Creato il 01 agosto 2012 da Maxscorda @MaxScorda

1 agosto 2012 Lascia un commento

Guilty of romance
Tempi moderni. Dimenticatevi Chaplin, quella e’ roba per cadaveri che s’agitano per sentito dire. Parlo invece dell’Apocalisse dell’Occidente che ha gia’ sparato il colpo in piena tempia ed e’ solo questione di istanti prima che il piombo esca dalla canna e attraversi il cranio da parte a parte. Sempre col sorriso ovviamente, sempre gentilmente e’ ovvio, senza disturbare il prossimo, senza irritarlo, senza alzare la voce perche’ siamo tutti una grande e sola famiglia.
Qualcosa pero’ e’ andato storto se un uomo celebre e nel pieno degli anni, esige dalla prosperosa e bella moglie che gli compri il sapone di Marsiglia invece di sbatterla giu’ dura, proprio come lei vorrebbe ma che non osa chiedere.
Forse e’ pazza ma se lo e’ veramente, altri sono come lei e altri ancora sono piu’ pazzi se uccidono, smembrano, giocano con corpi una volta umani
Siamo tutti colpevoli e la colpa e’ di aver permesso di strapparci un’umanita’ forse un po’ piu’ sporca, magari volgare e qualche volta offensiva ma vera che non ha bisogno di urlare, violentarsi ed uccidere per sentirsi viva.
Sono Shion ancora una volta e’ un passo avanti tutti nel tratteggiare la confusione imperante, la paura crescente, lo smarrimento e anticipare in fondo una sconfitta evidente di una cultura che nella follia ritrova un barlume di dignita’ e coraggio. Egli e’ uomo di storie, d’idee e concetti nelle immagini funzionali al testo e non viceversa, regia trasognata nelle luci artificiali alla Hou Hsiao-hsien, tracce di thriller come Bong Joon-ho, conditi in folle salsa di Miike, attingendo in tutto il meglio del cinema orientale contemporaneo. Sfruttando l’ordinario e declinandolo al terrore, Sono ricama situazioni inedite e di durissimo impatto, costruendo a parole sequenze memorabili come un dialogo tra madre e figlia che risuona dell’eco di continenti che collidono, devastante rappresentazione di odio come raramente si e’ visto nelle arti tutte.

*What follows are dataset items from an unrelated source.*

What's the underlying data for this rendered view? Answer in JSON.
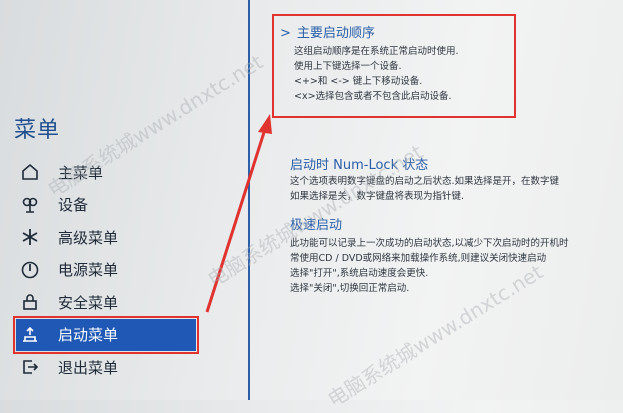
{
  "menu": {
    "title": "菜单",
    "items": [
      {
        "label": "主菜单",
        "icon": "home-icon"
      },
      {
        "label": "设备",
        "icon": "devices-icon"
      },
      {
        "label": "高级菜单",
        "icon": "asterisk-icon"
      },
      {
        "label": "电源菜单",
        "icon": "power-icon"
      },
      {
        "label": "安全菜单",
        "icon": "lock-icon"
      },
      {
        "label": "启动菜单",
        "icon": "boot-icon",
        "active": true
      },
      {
        "label": "退出菜单",
        "icon": "exit-icon"
      }
    ]
  },
  "sections": {
    "boot_order": {
      "title": "主要启动顺序",
      "lines": [
        "这组启动顺序是在系统正常启动时使用.",
        "使用上下键选择一个设备.",
        "<+>和 <-> 键上下移动设备.",
        "<x>选择包含或者不包含此启动设备."
      ]
    },
    "numlock": {
      "title": "启动时 Num-Lock 状态",
      "lines": [
        "这个选项表明数字键盘的启动之后状态.如果选择是开，在数字键",
        "如果选择是关，数字键盘将表现为指针键."
      ]
    },
    "fastboot": {
      "title": "极速启动",
      "lines": [
        "此功能可以记录上一次成功的启动状态,以减少下次启动时的开机时",
        "常使用CD / DVD或网络来加载操作系统,则建议关闭快速启动",
        "选择\"打开\",系统启动速度会更快.",
        "选择\"关闭\",切换回正常启动."
      ]
    }
  },
  "watermarks": [
    "电脑系统城www.dnxtc.net",
    "电脑系统城www.dnxtc.net",
    "电脑系统城www.dnxtc.net"
  ],
  "colors": {
    "accent": "#1f58b5",
    "highlight_border": "#e0322f",
    "title_blue": "#2a5ea8"
  }
}
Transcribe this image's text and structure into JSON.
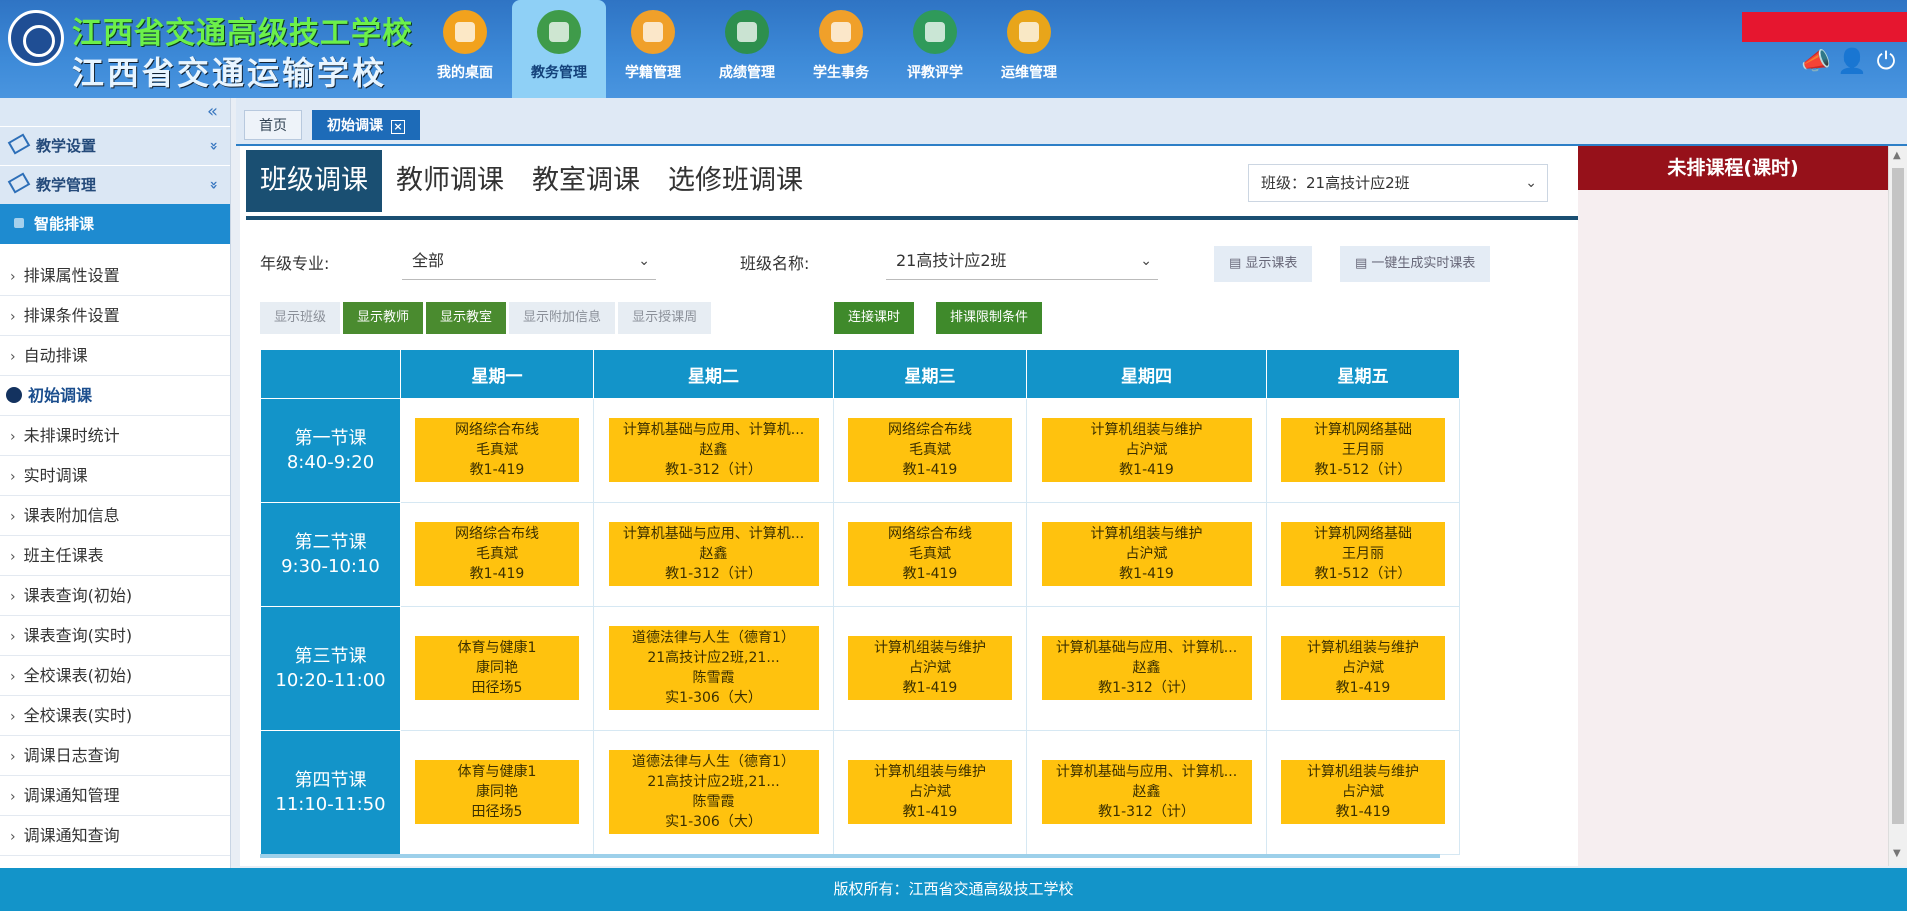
{
  "header": {
    "school_line1": "江西省交通高级技工学校",
    "school_line2": "江西省交通运输学校",
    "nav": [
      {
        "label": "我的桌面",
        "icon": "desktop-grid-icon",
        "color": "#f2a21d"
      },
      {
        "label": "教务管理",
        "icon": "academic-admin-icon",
        "color": "#3f9b4a"
      },
      {
        "label": "学籍管理",
        "icon": "student-record-icon",
        "color": "#f0a02a"
      },
      {
        "label": "成绩管理",
        "icon": "grades-icon",
        "color": "#2d8f4e"
      },
      {
        "label": "学生事务",
        "icon": "student-affairs-icon",
        "color": "#f0a02a"
      },
      {
        "label": "评教评学",
        "icon": "evaluation-icon",
        "color": "#2f9a5a"
      },
      {
        "label": "运维管理",
        "icon": "ops-icon",
        "color": "#e8a51a"
      }
    ],
    "active_nav": "教务管理"
  },
  "tabs": [
    {
      "label": "首页"
    },
    {
      "label": "初始调课",
      "close": "×"
    }
  ],
  "sidebar": {
    "collapse_glyph": "«",
    "groups": [
      {
        "label": "教学设置",
        "chev": "»"
      },
      {
        "label": "教学管理",
        "chev": "»"
      }
    ],
    "smart": "智能排课",
    "items": [
      {
        "label": "排课属性设置"
      },
      {
        "label": "排课条件设置"
      },
      {
        "label": "自动排课"
      },
      {
        "label": "初始调课",
        "active": true
      },
      {
        "label": "未排课时统计"
      },
      {
        "label": "实时调课"
      },
      {
        "label": "课表附加信息"
      },
      {
        "label": "班主任课表"
      },
      {
        "label": "课表查询(初始)"
      },
      {
        "label": "课表查询(实时)"
      },
      {
        "label": "全校课表(初始)"
      },
      {
        "label": "全校课表(实时)"
      },
      {
        "label": "调课日志查询"
      },
      {
        "label": "调课通知管理"
      },
      {
        "label": "调课通知查询"
      }
    ]
  },
  "main": {
    "subtabs": [
      "班级调课",
      "教师调课",
      "教室调课",
      "选修班调课"
    ],
    "active_subtab": "班级调课",
    "class_select": "班级：21高技计应2班",
    "grade_label": "年级专业:",
    "grade_value": "全部",
    "classname_label": "班级名称:",
    "classname_value": "21高技计应2班",
    "btn_show_table": "显示课表",
    "btn_gen_table": "一键生成实时课表",
    "toggles": [
      {
        "label": "显示班级",
        "on": false
      },
      {
        "label": "显示教师",
        "on": true
      },
      {
        "label": "显示教室",
        "on": true
      },
      {
        "label": "显示附加信息",
        "on": false
      },
      {
        "label": "显示授课周",
        "on": false
      }
    ],
    "btn_continuous": "连接课时",
    "btn_constraints": "排课限制条件",
    "days": [
      "星期一",
      "星期二",
      "星期三",
      "星期四",
      "星期五"
    ],
    "periods": [
      {
        "name": "第一节课",
        "time": "8:40-9:20"
      },
      {
        "name": "第二节课",
        "time": "9:30-10:10"
      },
      {
        "name": "第三节课",
        "time": "10:20-11:00"
      },
      {
        "name": "第四节课",
        "time": "11:10-11:50"
      }
    ],
    "schedule": [
      [
        [
          "网络综合布线",
          "毛真斌",
          "教1-419"
        ],
        [
          "计算机基础与应用、计算机...",
          "赵鑫",
          "教1-312（计）"
        ],
        [
          "网络综合布线",
          "毛真斌",
          "教1-419"
        ],
        [
          "计算机组装与维护",
          "占沪斌",
          "教1-419"
        ],
        [
          "计算机网络基础",
          "王月丽",
          "教1-512（计）"
        ]
      ],
      [
        [
          "网络综合布线",
          "毛真斌",
          "教1-419"
        ],
        [
          "计算机基础与应用、计算机...",
          "赵鑫",
          "教1-312（计）"
        ],
        [
          "网络综合布线",
          "毛真斌",
          "教1-419"
        ],
        [
          "计算机组装与维护",
          "占沪斌",
          "教1-419"
        ],
        [
          "计算机网络基础",
          "王月丽",
          "教1-512（计）"
        ]
      ],
      [
        [
          "体育与健康1",
          "康同艳",
          "田径场5"
        ],
        [
          "道德法律与人生（德育1）",
          "21高技计应2班,21...",
          "陈雪霞",
          "实1-306（大）"
        ],
        [
          "计算机组装与维护",
          "占沪斌",
          "教1-419"
        ],
        [
          "计算机基础与应用、计算机...",
          "赵鑫",
          "教1-312（计）"
        ],
        [
          "计算机组装与维护",
          "占沪斌",
          "教1-419"
        ]
      ],
      [
        [
          "体育与健康1",
          "康同艳",
          "田径场5"
        ],
        [
          "道德法律与人生（德育1）",
          "21高技计应2班,21...",
          "陈雪霞",
          "实1-306（大）"
        ],
        [
          "计算机组装与维护",
          "占沪斌",
          "教1-419"
        ],
        [
          "计算机基础与应用、计算机...",
          "赵鑫",
          "教1-312（计）"
        ],
        [
          "计算机组装与维护",
          "占沪斌",
          "教1-419"
        ]
      ]
    ]
  },
  "right_panel": {
    "title": "未排课程(课时)"
  },
  "footer": {
    "text": "版权所有：江西省交通高级技工学校"
  },
  "colors": {
    "primary": "#1394c9",
    "course": "#ffc20e",
    "toggle_on": "#4a8b2f",
    "unscheduled_header": "#96111a"
  }
}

Non rinuncia ad accompagnare le scene dalla musica classica anzi in piena sfida della memoria, recupera il Mahler di viscontiana memoria e non solo ne rinfresca il suono ma combatte ad armi pari con "Morte a Venezia" per il predominio sulla commozione.

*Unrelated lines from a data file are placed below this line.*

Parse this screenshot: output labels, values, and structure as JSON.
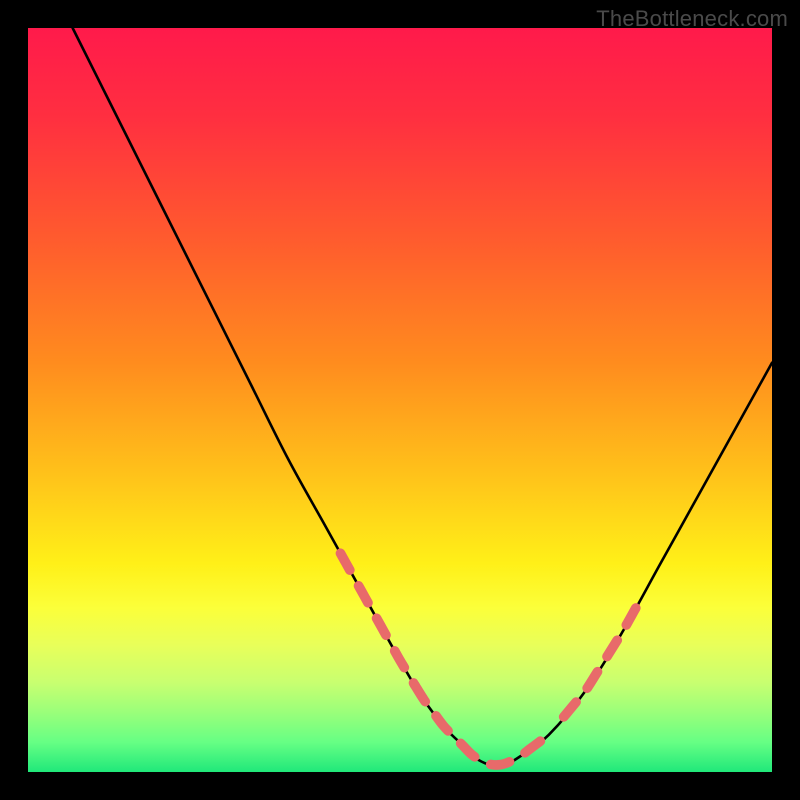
{
  "watermark": "TheBottleneck.com",
  "colors": {
    "frame": "#000000",
    "curve": "#000000",
    "dash": "#e86a6a",
    "gradient_stops": [
      {
        "offset": 0.0,
        "color": "#ff1a4b"
      },
      {
        "offset": 0.12,
        "color": "#ff2f40"
      },
      {
        "offset": 0.28,
        "color": "#ff5a2e"
      },
      {
        "offset": 0.45,
        "color": "#ff8c1e"
      },
      {
        "offset": 0.6,
        "color": "#ffc21a"
      },
      {
        "offset": 0.72,
        "color": "#fff018"
      },
      {
        "offset": 0.78,
        "color": "#fbff3a"
      },
      {
        "offset": 0.83,
        "color": "#e8ff5a"
      },
      {
        "offset": 0.88,
        "color": "#c8ff70"
      },
      {
        "offset": 0.92,
        "color": "#9aff7a"
      },
      {
        "offset": 0.96,
        "color": "#66ff84"
      },
      {
        "offset": 1.0,
        "color": "#20e87a"
      }
    ]
  },
  "chart_data": {
    "type": "line",
    "title": "",
    "xlabel": "",
    "ylabel": "",
    "xlim": [
      0,
      100
    ],
    "ylim": [
      0,
      100
    ],
    "series": [
      {
        "name": "bottleneck-curve",
        "x": [
          6,
          10,
          15,
          20,
          25,
          30,
          35,
          40,
          45,
          50,
          53,
          56,
          58,
          60,
          62,
          64,
          66,
          70,
          75,
          80,
          85,
          90,
          95,
          100
        ],
        "y": [
          100,
          92,
          82,
          72,
          62,
          52,
          42,
          33,
          24,
          15,
          10,
          6,
          4,
          2,
          1,
          1,
          2,
          5,
          11,
          19,
          28,
          37,
          46,
          55
        ]
      }
    ],
    "highlight_segments": [
      {
        "x_start": 42,
        "x_end": 52,
        "note": "left descending dashed band"
      },
      {
        "x_start": 52,
        "x_end": 70,
        "note": "valley dashed band"
      },
      {
        "x_start": 72,
        "x_end": 82,
        "note": "right ascending dashed band"
      }
    ],
    "minimum": {
      "x": 63,
      "y": 1
    }
  }
}
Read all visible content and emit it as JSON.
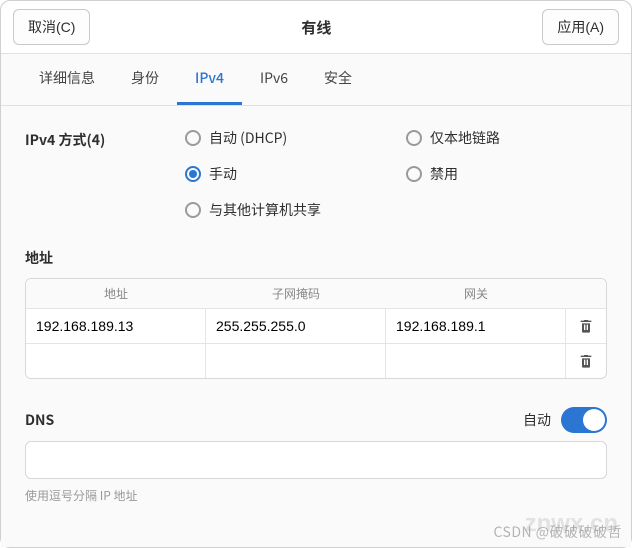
{
  "header": {
    "cancel": "取消(C)",
    "title": "有线",
    "apply": "应用(A)"
  },
  "tabs": {
    "details": "详细信息",
    "identity": "身份",
    "ipv4": "IPv4",
    "ipv6": "IPv6",
    "security": "安全"
  },
  "ipv4": {
    "method_label": "IPv4 方式(4)",
    "methods": {
      "auto": "自动 (DHCP)",
      "link_local": "仅本地链路",
      "manual": "手动",
      "disabled": "禁用",
      "shared": "与其他计算机共享"
    },
    "selected_method": "manual"
  },
  "addresses": {
    "section": "地址",
    "headers": {
      "address": "地址",
      "netmask": "子网掩码",
      "gateway": "网关"
    },
    "rows": [
      {
        "address": "192.168.189.13",
        "netmask": "255.255.255.0",
        "gateway": "192.168.189.1"
      },
      {
        "address": "",
        "netmask": "",
        "gateway": ""
      }
    ]
  },
  "dns": {
    "label": "DNS",
    "auto_label": "自动",
    "auto_on": true,
    "value": "",
    "hint": "使用逗号分隔 IP 地址"
  },
  "watermark": {
    "csdn": "CSDN @破破破破哲",
    "logo": "znwx.cn"
  }
}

Bel finale a sorpresa, come suo solito del resto, che sempre piu’ lo accomuna ad un ipotetico Palahniuk con gli occhi mandorla e dedito al cinema ma in fondo il suo pregio principale resta il saper ridefinire la follia e ingentilirla con le vesti dell’amore, forse una maledizione in un mondo d’odio.